Внесите тела
Шрифт:
– Это выделило бы его среди прочих джентльменов, – криво усмехается он.
– И люди сказали бы, что прибор у Гарри Норриса побольше королевского, да и пользоваться им он мастак?
– Только послушай, что ты говоришь. Королю приходится терпеть, что его личная жизнь в отличие от жизни обычного человека выставлена напоказ. Король считает, по крайней мере хочет показать, что королева распутна, испорчена и не способна обуздать свои страсти. Если у нее были связи с таким количеством мужчин, какие могут быть оправдания? Поэтому они и предстали перед судом до нее. Если они виновны, то она и подавно.
Грегори кивает. Кажется, понимает до известной степени. Когда Грегори спрашивает, виноваты ли они, сына волнует, совершали ли они то, в чем их обвиняют, или нет. Когда о виновности спрашивает он, его интересует,
Как сказали сегодня в суде: мы виновны во всем, в чем нас обвиняют, и нет такого греха, которого бы мы не совершили, мы – средоточие пороков, но мы пребываем в неведении, каких именно пороков, и даже церковь не способна наставить нас.
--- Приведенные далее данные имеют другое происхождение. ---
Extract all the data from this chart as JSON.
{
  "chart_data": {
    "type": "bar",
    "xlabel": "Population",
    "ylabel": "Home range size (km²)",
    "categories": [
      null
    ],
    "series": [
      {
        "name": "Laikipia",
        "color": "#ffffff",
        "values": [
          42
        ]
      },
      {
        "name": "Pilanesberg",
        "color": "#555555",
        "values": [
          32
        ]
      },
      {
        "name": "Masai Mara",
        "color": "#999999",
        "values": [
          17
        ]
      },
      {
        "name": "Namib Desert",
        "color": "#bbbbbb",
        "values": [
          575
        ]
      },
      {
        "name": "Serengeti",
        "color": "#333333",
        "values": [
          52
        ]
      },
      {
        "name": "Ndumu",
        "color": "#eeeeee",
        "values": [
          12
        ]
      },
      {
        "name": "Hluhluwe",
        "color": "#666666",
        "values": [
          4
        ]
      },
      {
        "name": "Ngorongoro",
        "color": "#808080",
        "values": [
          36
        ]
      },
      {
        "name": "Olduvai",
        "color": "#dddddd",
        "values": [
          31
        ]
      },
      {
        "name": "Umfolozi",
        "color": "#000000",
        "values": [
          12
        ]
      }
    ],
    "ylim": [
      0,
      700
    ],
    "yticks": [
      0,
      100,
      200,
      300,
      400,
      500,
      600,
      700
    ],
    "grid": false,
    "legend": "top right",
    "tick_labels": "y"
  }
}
Из Ватикана – кому и разбираться в грехах, как не им? – приходят вести, что в это трудное время любой знак примирения со стороны короля будет встречен с пониманием. Ибо, если кого-то события последнего времени и удивляют, то только не Рим. Еще бы, Рим не удивишь ни супружеской неверностью, ни кровосмешением. В Ватикане времен кардинала Бейнбриджа ему не потребовалось много времени, чтобы понять: никто при папском дворе – включая самого Папу – не управляет событиями. Интриги плетутся сами по себе, заговоры безымянны, что не мешает им цвести пышным цветом, и точно известно одно: никто ничего не знает.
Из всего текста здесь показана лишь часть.